Origins
In 1973, Burton Malkiel wrote A Random Walk Down Wall Street, which presented academic findings for the lay public. It was becoming well known in the lay financial press that most mutual funds were not beating the market indices. Malkiel wrote
“ | What we need is a no-load, minimum management-fee mutual fund that simply buys the hundreds of stocks making up the broad stock-market averages and does no trading from security to security in an attempt to catch the winners. Whenever below-average performance on the part of any mutual fund is noticed, fund spokesmen are quick to point out "You can't buy the averages." It's time the public could.
....there is no greater service could provide than to sponsor such a fund and run it on a nonprofit basis.... Such a fund is much needed, and if the New York Stock Exchange (which, incidentally has considered such a fund) is unwilling to do it, I hope some other institution will. |
” |
John Bogle graduated from Princeton University in 1951, where his senior thesis was titled: "Mutual Funds can make no claims to superiority over the Market Averages." Bogle wrote that his inspiration for starting an index fund came from three sources, all of which confirmed his 1951 research: Paul Samuelson's 1974 paper, "Challenge to Judgment", Charles Ellis' 1975 study, "The Loser's Game", and Al Ehrbar's 1975 Fortune magazine article on indexing. Bogle founded The Vanguard Group in 1974; it is now the largest mutual fund company in the United States as of 2009.
Bogle started the First Index Investment Trust on December 31, 1975. At the time, it was heavily derided by competitors as being "un-American" and the fund itself was seen as "Bogle's folly". Fidelity Investments Chairman Edward Johnson was quoted as saying that he " believe that the great mass of investors are going to be satisfied with receiving just average returns". Bogle's fund was later renamed the Vanguard 500 Index Fund, which tracks the Standard and Poor's 500 Index.
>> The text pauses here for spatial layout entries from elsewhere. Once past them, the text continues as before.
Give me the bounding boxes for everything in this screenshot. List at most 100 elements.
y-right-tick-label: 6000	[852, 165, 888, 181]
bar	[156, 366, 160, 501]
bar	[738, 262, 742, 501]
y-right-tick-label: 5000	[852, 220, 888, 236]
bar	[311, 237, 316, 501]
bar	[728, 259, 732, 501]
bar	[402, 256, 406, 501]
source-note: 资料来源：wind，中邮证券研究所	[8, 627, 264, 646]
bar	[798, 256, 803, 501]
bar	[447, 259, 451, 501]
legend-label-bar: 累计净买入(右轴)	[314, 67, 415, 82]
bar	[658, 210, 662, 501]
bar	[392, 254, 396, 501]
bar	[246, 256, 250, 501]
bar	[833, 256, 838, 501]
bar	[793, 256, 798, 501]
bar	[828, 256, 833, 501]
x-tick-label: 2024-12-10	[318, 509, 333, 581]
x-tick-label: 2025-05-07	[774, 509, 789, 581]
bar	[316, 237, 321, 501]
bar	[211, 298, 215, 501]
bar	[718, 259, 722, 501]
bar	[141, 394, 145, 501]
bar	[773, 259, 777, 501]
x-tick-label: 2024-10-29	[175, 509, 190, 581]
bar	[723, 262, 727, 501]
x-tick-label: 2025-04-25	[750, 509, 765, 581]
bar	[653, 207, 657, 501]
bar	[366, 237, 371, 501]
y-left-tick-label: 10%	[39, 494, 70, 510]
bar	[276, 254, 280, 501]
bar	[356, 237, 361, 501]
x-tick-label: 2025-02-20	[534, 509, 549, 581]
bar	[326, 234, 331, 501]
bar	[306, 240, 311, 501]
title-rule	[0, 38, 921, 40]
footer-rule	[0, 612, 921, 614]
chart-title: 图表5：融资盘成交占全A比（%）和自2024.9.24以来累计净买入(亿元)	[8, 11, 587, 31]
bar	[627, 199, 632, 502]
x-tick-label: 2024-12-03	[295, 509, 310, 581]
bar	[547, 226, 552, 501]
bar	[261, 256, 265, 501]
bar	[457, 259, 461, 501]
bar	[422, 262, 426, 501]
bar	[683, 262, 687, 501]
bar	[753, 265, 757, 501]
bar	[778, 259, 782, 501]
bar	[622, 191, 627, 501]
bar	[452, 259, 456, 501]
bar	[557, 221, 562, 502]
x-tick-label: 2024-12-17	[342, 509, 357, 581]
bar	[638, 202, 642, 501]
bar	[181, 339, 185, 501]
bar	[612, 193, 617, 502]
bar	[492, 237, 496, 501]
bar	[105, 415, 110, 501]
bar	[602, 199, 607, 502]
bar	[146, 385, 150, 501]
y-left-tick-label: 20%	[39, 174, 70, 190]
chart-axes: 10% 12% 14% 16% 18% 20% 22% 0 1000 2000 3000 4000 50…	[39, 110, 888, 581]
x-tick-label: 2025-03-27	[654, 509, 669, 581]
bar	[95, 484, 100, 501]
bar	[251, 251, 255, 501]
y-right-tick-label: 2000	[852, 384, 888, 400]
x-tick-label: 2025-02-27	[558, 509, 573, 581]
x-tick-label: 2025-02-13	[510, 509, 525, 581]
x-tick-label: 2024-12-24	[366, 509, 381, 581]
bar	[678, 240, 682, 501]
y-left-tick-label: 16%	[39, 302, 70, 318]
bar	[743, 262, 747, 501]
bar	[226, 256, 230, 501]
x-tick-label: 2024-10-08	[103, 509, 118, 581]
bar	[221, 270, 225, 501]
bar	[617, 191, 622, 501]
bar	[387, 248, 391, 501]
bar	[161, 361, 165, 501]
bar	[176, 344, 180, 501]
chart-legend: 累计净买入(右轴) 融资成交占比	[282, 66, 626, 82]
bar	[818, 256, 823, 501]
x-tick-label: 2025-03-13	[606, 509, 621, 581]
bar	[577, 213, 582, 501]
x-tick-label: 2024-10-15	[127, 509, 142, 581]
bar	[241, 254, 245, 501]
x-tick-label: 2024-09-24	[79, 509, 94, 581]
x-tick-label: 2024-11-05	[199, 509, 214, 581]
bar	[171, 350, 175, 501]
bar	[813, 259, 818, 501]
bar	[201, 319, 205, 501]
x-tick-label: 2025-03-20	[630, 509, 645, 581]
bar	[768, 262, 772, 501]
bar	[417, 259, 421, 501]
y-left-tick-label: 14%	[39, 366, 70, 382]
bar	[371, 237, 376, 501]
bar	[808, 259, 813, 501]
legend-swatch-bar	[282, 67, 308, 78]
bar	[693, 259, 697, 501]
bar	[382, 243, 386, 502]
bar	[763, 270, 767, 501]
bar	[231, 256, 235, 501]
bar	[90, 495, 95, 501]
It started with comparatively meager assets of $11 million but crossed the $100 billion milestone in November 1999; this astonishing increase was funded by the market's increasing willingness to invest in such a product. Bogle predicted in January 1992 that it would very likely surpass the Magellan Fund before 2001, which it did in 2000.
John McQuown and David G. Booth at Wells Fargo and Rex Sinquefield at American National Bank in Chicago both established the first Standard and Poor's Composite Index Funds in 1973. Both of these funds were established for institutional clients; individual investors were excluded. Wells Fargo started with $5 million from their own pension fund, while Illinois Bell put in $5 million of their pension funds at American National Bank. In 1971, Jeremy Grantham and Dean LeBaron at Batterymarch Financial Management "described the idea at a Harvard Business School seminar in 1971, but found no takers until 1973. For its efforts, Batterymarch won the "Dubious Achievement Award" from Pensions & Investments magazine in 1972. Two years later, in December 1974, the firm finally attracted its first index client."
In 1981, David Booth and Rex Sinquefield started Dimensional Fund Advisors (DFA), and McQuown joined its Board of Directors many years later. DFA further developed indexed based investment strategies.
Frederick L.A. Grauer at Wells Fargo harnessed McQuown and Booth's indexing theories such that Wells Fargo's pension funds managed over $69 billion in 1989 and over $565 billion in 1998. Wells Fargo sold its indexing operation to Barclay's Bank of London, and it now operates as Barclays Global Investors; it is one of the world's largest money managers.